So I’ve tried to make an attempt against Kaggle’s cats and dogs dataset as I intended to. In short, some good and bad news:
- I’ve managed to achieve 75% success recognition rate, which is, to be honest, not good at all for binary classification. Still I hoped that’ll give me some features to look at.
- Implementing a deconvolutional network in Theano is a tricky business. There’s an issue on Github about in with no progress, it seems. People also suggest to use Karen Simonyan et al.’s technique for visualization, which is nice, but cannot give me a sneak peek into the second or third network layers (those are the ones I’m interested in, mostly). Still, better then nothing.
- Apparently my network is still not good enough, because that’s what I’ve managed to obtain:
Left: an image that maximizes “dog” class. Right: an image that maximizes “cat” class. Both: I sincerely hoped for deeper dreams.
Actually after staring at them for several minutes it seems that I start to figure out some doggish patterns. Or it’s just plain wishful thinking, I guess.
The technique is very simple and produces valid results for simpler images. For example, that’s MNIST digits:
Which is, again, very nice, but isn’t what I wanted to see. I’d like to check out what’s going on in layer 3 or somewhere around — what are the features that the network learns after it’s done with edges and corners?

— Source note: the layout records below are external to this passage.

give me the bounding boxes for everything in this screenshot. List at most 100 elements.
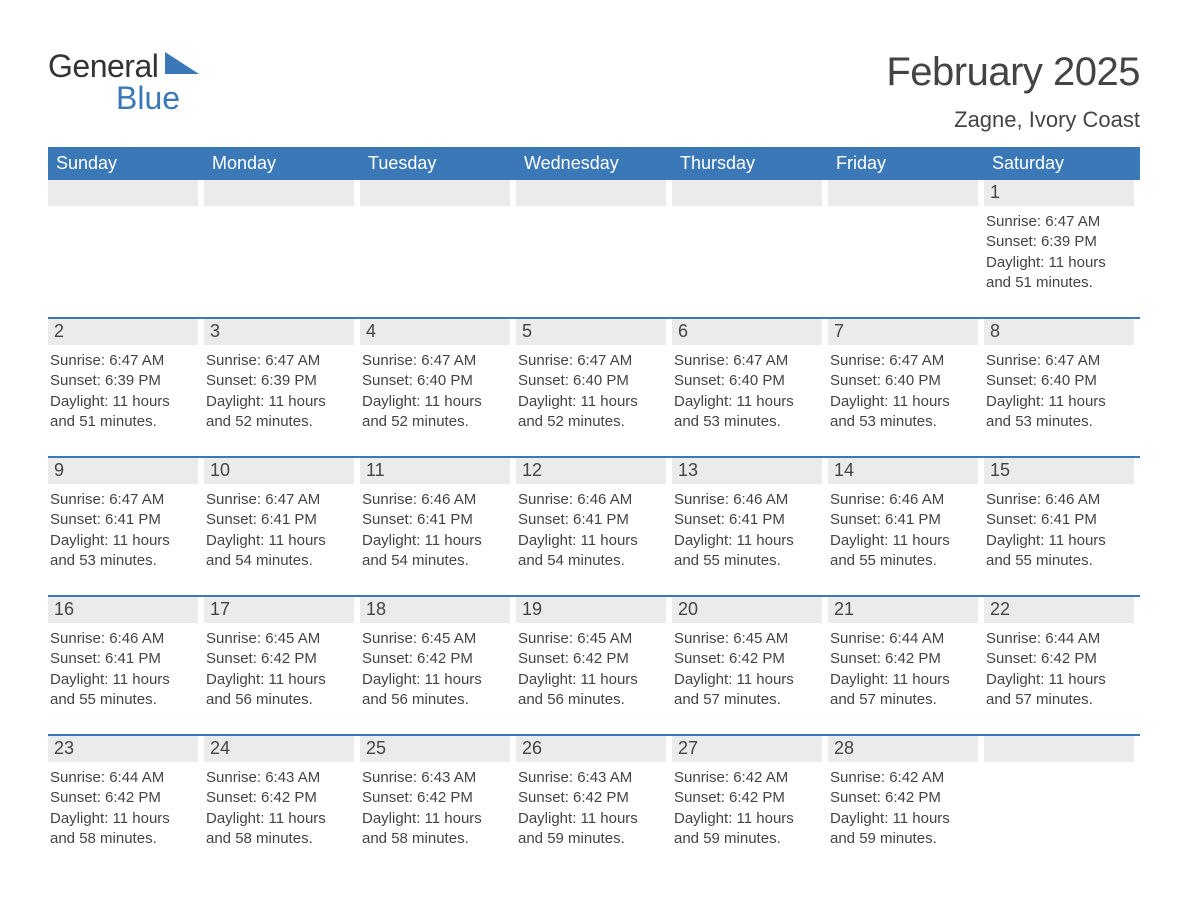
day-number [828, 180, 978, 206]
sunset-text: Sunset: 6:40 PM [830, 371, 978, 391]
daylight-text: Daylight: 11 hours and 53 minutes. [830, 392, 978, 433]
day-number: 23 [48, 736, 198, 762]
calendar-cell: 20 Sunrise: 6:45 AMSunset: 6:42 PMDayligh… [672, 597, 828, 734]
day-number: 14 [828, 458, 978, 484]
day-detail: Sunrise: 6:45 AMSunset: 6:42 PMDaylight:… [360, 629, 510, 710]
day-header-thursday: Thursday [672, 147, 828, 180]
logo-triangle-icon [165, 52, 199, 79]
sunrise-text: Sunrise: 6:45 AM [674, 629, 822, 649]
day-number: 21 [828, 597, 978, 623]
daylight-text: Daylight: 11 hours and 55 minutes. [50, 670, 198, 711]
sunset-text: Sunset: 6:41 PM [206, 510, 354, 530]
day-number: 17 [204, 597, 354, 623]
day-number: 19 [516, 597, 666, 623]
sunset-text: Sunset: 6:40 PM [674, 371, 822, 391]
sunrise-text: Sunrise: 6:46 AM [362, 490, 510, 510]
calendar-cell [516, 180, 672, 317]
sunset-text: Sunset: 6:40 PM [986, 371, 1134, 391]
day-number: 10 [204, 458, 354, 484]
sunrise-text: Sunrise: 6:43 AM [206, 768, 354, 788]
sunset-text: Sunset: 6:42 PM [50, 788, 198, 808]
daylight-text: Daylight: 11 hours and 56 minutes. [206, 670, 354, 711]
sunrise-text: Sunrise: 6:44 AM [986, 629, 1134, 649]
sunrise-text: Sunrise: 6:47 AM [986, 212, 1134, 232]
day-number: 22 [984, 597, 1134, 623]
calendar-cell [672, 180, 828, 317]
day-header-friday: Friday [828, 147, 984, 180]
day-detail: Sunrise: 6:44 AMSunset: 6:42 PMDaylight:… [48, 768, 198, 849]
day-number: 24 [204, 736, 354, 762]
day-number: 20 [672, 597, 822, 623]
daylight-text: Daylight: 11 hours and 51 minutes. [986, 253, 1134, 294]
sunrise-text: Sunrise: 6:43 AM [362, 768, 510, 788]
calendar-week: 16Sunrise: 6:46 AMSunset: 6:41 PMDayligh… [48, 595, 1140, 734]
sunrise-text: Sunrise: 6:47 AM [206, 351, 354, 371]
calendar-cell: 21 Sunrise: 6:44 AMSunset: 6:42 PMDayligh… [828, 597, 984, 734]
calendar-week: 23 Sunrise: 6:44 AMSunset: 6:42 PMDayligh… [48, 734, 1140, 873]
day-number [984, 736, 1134, 762]
day-header-tuesday: Tuesday [360, 147, 516, 180]
sunrise-text: Sunrise: 6:46 AM [518, 490, 666, 510]
sunset-text: Sunset: 6:41 PM [50, 649, 198, 669]
day-detail: Sunrise: 6:46 AMSunset: 6:41 PMDaylight:… [672, 490, 822, 571]
sunset-text: Sunset: 6:42 PM [518, 649, 666, 669]
day-detail: Sunrise: 6:44 AMSunset: 6:42 PMDaylight:… [828, 629, 978, 710]
calendar-cell: 15Sunrise: 6:46 AMSunset: 6:41 PMDayligh… [984, 458, 1140, 595]
sunset-text: Sunset: 6:42 PM [674, 649, 822, 669]
daylight-text: Daylight: 11 hours and 54 minutes. [362, 531, 510, 572]
day-detail: Sunrise: 6:47 AMSunset: 6:41 PMDaylight:… [204, 490, 354, 571]
sunrise-text: Sunrise: 6:47 AM [518, 351, 666, 371]
daylight-text: Daylight: 11 hours and 57 minutes. [674, 670, 822, 711]
daylight-text: Daylight: 11 hours and 53 minutes. [674, 392, 822, 433]
day-detail: Sunrise: 6:46 AMSunset: 6:41 PMDaylight:… [984, 490, 1134, 571]
day-detail: Sunrise: 6:43 AMSunset: 6:42 PMDaylight:… [204, 768, 354, 849]
day-detail: Sunrise: 6:45 AMSunset: 6:42 PMDaylight:… [672, 629, 822, 710]
daylight-text: Daylight: 11 hours and 57 minutes. [986, 670, 1134, 711]
daylight-text: Daylight: 11 hours and 55 minutes. [830, 531, 978, 572]
day-detail: Sunrise: 6:43 AMSunset: 6:42 PMDaylight:… [516, 768, 666, 849]
daylight-text: Daylight: 11 hours and 54 minutes. [518, 531, 666, 572]
calendar-cell: 6Sunrise: 6:47 AMSunset: 6:40 PMDaylight… [672, 319, 828, 456]
day-number [48, 180, 198, 206]
sunset-text: Sunset: 6:41 PM [50, 510, 198, 530]
day-number: 26 [516, 736, 666, 762]
sunrise-text: Sunrise: 6:45 AM [362, 629, 510, 649]
calendar-cell: 18Sunrise: 6:45 AMSunset: 6:42 PMDayligh… [360, 597, 516, 734]
day-detail: Sunrise: 6:42 AMSunset: 6:42 PMDaylight:… [672, 768, 822, 849]
sunrise-text: Sunrise: 6:42 AM [830, 768, 978, 788]
day-detail: Sunrise: 6:47 AMSunset: 6:41 PMDaylight:… [48, 490, 198, 571]
calendar-week: 9Sunrise: 6:47 AMSunset: 6:41 PMDaylight… [48, 456, 1140, 595]
day-number [672, 180, 822, 206]
calendar-cell: 27Sunrise: 6:42 AMSunset: 6:42 PMDayligh… [672, 736, 828, 873]
calendar-cell: 17Sunrise: 6:45 AMSunset: 6:42 PMDayligh… [204, 597, 360, 734]
day-number: 2 [48, 319, 198, 345]
sunrise-text: Sunrise: 6:42 AM [674, 768, 822, 788]
day-detail: Sunrise: 6:46 AMSunset: 6:41 PMDaylight:… [516, 490, 666, 571]
daylight-text: Daylight: 11 hours and 56 minutes. [518, 670, 666, 711]
sunset-text: Sunset: 6:42 PM [362, 649, 510, 669]
sunset-text: Sunset: 6:39 PM [50, 371, 198, 391]
day-number [516, 180, 666, 206]
day-number: 6 [672, 319, 822, 345]
calendar-cell: 25Sunrise: 6:43 AMSunset: 6:42 PMDayligh… [360, 736, 516, 873]
calendar-cell [828, 180, 984, 317]
sunset-text: Sunset: 6:41 PM [362, 510, 510, 530]
location-label: Zagne, Ivory Coast [886, 107, 1140, 133]
sunset-text: Sunset: 6:39 PM [206, 371, 354, 391]
sunset-text: Sunset: 6:40 PM [518, 371, 666, 391]
day-detail: Sunrise: 6:47 AMSunset: 6:40 PMDaylight:… [984, 351, 1134, 432]
calendar-cell: 9Sunrise: 6:47 AMSunset: 6:41 PMDaylight… [48, 458, 204, 595]
sunset-text: Sunset: 6:42 PM [830, 649, 978, 669]
calendar-cell: 26 Sunrise: 6:43 AMSunset: 6:42 PMDayligh… [516, 736, 672, 873]
calendar-cell: 22 Sunrise: 6:44 AMSunset: 6:42 PMDayligh… [984, 597, 1140, 734]
day-header-sunday: Sunday [48, 147, 204, 180]
sunset-text: Sunset: 6:42 PM [986, 649, 1134, 669]
day-detail: Sunrise: 6:44 AMSunset: 6:42 PMDaylight:… [984, 629, 1134, 710]
day-number: 7 [828, 319, 978, 345]
day-header-row: Sunday Monday Tuesday Wednesday Thursday… [48, 147, 1140, 180]
daylight-text: Daylight: 11 hours and 59 minutes. [830, 809, 978, 850]
sunrise-text: Sunrise: 6:47 AM [50, 490, 198, 510]
daylight-text: Daylight: 11 hours and 51 minutes. [50, 392, 198, 433]
calendar-cell: 16Sunrise: 6:46 AMSunset: 6:41 PMDayligh… [48, 597, 204, 734]
daylight-text: Daylight: 11 hours and 53 minutes. [986, 392, 1134, 433]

Maybe it’s better to switch from Theano and Lasagne to something else. Also, to find a more powerful computing unit than my laptop: it runs fast and nice on MNIST digits, but this little catdog network took something like 3 hours to learn (images were resized to 60x60). Also, still trying to make CUDA work, but given the performance boost people report, there isn’t going to be a miracle anyway.